CZ, as he is known, has become reflective as crypto prices have fallen. FUD had triggered a “stress test”, he claimed. Binance suffered outflows of $1bn on Tuesday. CZ says withdrawals cannot destabilise its business. Brave.
Outflows from Binance are part of a broader flight from cryptocurrencies amid plummeting prices. The company is grappling with particular problems too. This week, it was reported that the exchange is facing a criminal investigation over compliance with US money laundering and sanctions laws. In the UK, the Financial Conduct Authority warned last year that it was “not capable of” supervising Binance. Many high street banks halted transfers of cash.

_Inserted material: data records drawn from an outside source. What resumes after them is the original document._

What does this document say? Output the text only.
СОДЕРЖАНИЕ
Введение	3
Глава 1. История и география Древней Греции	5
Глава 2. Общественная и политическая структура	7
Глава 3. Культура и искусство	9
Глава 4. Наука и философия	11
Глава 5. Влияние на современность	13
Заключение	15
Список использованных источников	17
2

Binance is too secretive to weigh up easily. Binance says it owns $60bn in crypto assets. That is meaningless without a statement of liabilities.
It appears to be the biggest platform for crypto trading, albeit that the statistics cannot be verified. Over the past 24 hours, spot and derivatives trades were worth $35bn, according to the website CoinGecko, compared with $1.3bn for US-listed Coinbase.
In late October, trading volumes on FTX were supposedly more than $17bn. If Binance could capture a fraction of this, its dominance would be unassailable
The hostility of regulators and the collapse of FTX should deter all but the most ardent risk-seekers, however. “People get hurt by one exchange and they generalise that,” CZ complains.
It is entirely reasonable to believe that interconnections between crypto businesses create systemic weakness. Terraform Labs crashed earlier this year. BlockFi was then in trouble but was rescued by FTX. Later, FTX went bust and BlockFi followed suit.
You do not have to be a crypto genius, if any exist, to join up the dots.